O êxito de Spartacus é simples: leva a marca de Stanley Kubrick, um dos três ou quatro maiores realizadores do cinema na atualidade, mormente depois do impacto de Uma Odisséia no Espaço (possivelmente, o maior filme da história da chamada sétima-arte). É anterior à Lolita, Dr. Fantástico e 2001 e foi a primeira grande produção filmada por Kubrick, que, antes, havia brilhado intensamente em filmes da série B, A Morte Passou por Perto, O Grande Golpe e o antológico Glória Feita de Sangue, também protagonizado por Kirk Douglas e um dos maiores filmes sôbre a guerra já feitos.
Spartacus se consiste na única obra em sua filmografia, na qual a responsabilidade de concepção e execução não é integral. Mesmo assim, ficou sendo algo de exemplar no gênero, com cenas admiráveis de movimentos de massas, de luta e de ação. Sem falar no contrôle dos intérpretes, quase todos ótimos.

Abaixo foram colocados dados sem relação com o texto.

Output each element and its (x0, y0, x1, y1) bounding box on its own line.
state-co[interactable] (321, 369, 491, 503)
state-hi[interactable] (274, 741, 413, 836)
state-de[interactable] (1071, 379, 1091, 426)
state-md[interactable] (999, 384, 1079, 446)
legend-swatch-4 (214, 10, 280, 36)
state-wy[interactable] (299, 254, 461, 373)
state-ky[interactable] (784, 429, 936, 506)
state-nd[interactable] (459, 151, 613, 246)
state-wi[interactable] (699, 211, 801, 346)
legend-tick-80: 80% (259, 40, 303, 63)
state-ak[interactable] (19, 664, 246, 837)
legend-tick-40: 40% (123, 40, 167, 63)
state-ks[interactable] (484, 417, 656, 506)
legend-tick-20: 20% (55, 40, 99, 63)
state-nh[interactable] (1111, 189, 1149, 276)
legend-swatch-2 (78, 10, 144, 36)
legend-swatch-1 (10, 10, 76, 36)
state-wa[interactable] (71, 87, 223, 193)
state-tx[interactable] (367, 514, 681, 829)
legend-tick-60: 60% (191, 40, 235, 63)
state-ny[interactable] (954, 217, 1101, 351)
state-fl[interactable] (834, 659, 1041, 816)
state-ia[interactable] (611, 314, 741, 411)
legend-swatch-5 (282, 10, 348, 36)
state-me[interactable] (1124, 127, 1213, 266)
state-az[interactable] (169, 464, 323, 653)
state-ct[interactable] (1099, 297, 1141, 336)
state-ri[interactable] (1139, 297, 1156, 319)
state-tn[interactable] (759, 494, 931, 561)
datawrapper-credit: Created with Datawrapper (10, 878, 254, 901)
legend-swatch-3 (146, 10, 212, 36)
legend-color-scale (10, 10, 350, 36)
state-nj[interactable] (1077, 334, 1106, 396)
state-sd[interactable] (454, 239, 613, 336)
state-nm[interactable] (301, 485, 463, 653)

Na realização imediatamente anterior, Glória Feita de Sangue, Kubrick havia visto a guerra (a I Grande Guerra) em padrões praticamente ophulsianos, com travellings divagando pelo sombreado das trincheiras, ou acompanhando os soldados à carnificina proporcionada por um comando incompetente. Em Spartacus, focalizado em cores e tela ampla – e menos um filme polêmico do que épico - ressuscita Eisenstein nas sequências de ação coletiva. A cena final da batalha, onde os rebeldes são dizimados pelas legiões romanas, pode também ser considerada exemplar. Primeiro o uso de cortes rápidos, eficazes, associados com os acordes sonoros. Depois, pela sagaz contraposição das formas geométricas compostas pelos soldados profissionais romanos com o embaralhado informal dos combatentes de Spartacus, os amadores da batalha. Em suma, utilização precisa dos long-shots, perfazendo tudo um ritmo dinâmico de alta voltagem. É o cine-espetáculo em tôda pujança essencial - e também emocional, com o final da lágrima no ôlho do herói, enquanto os companheiros se acusam. Vale ver e rever.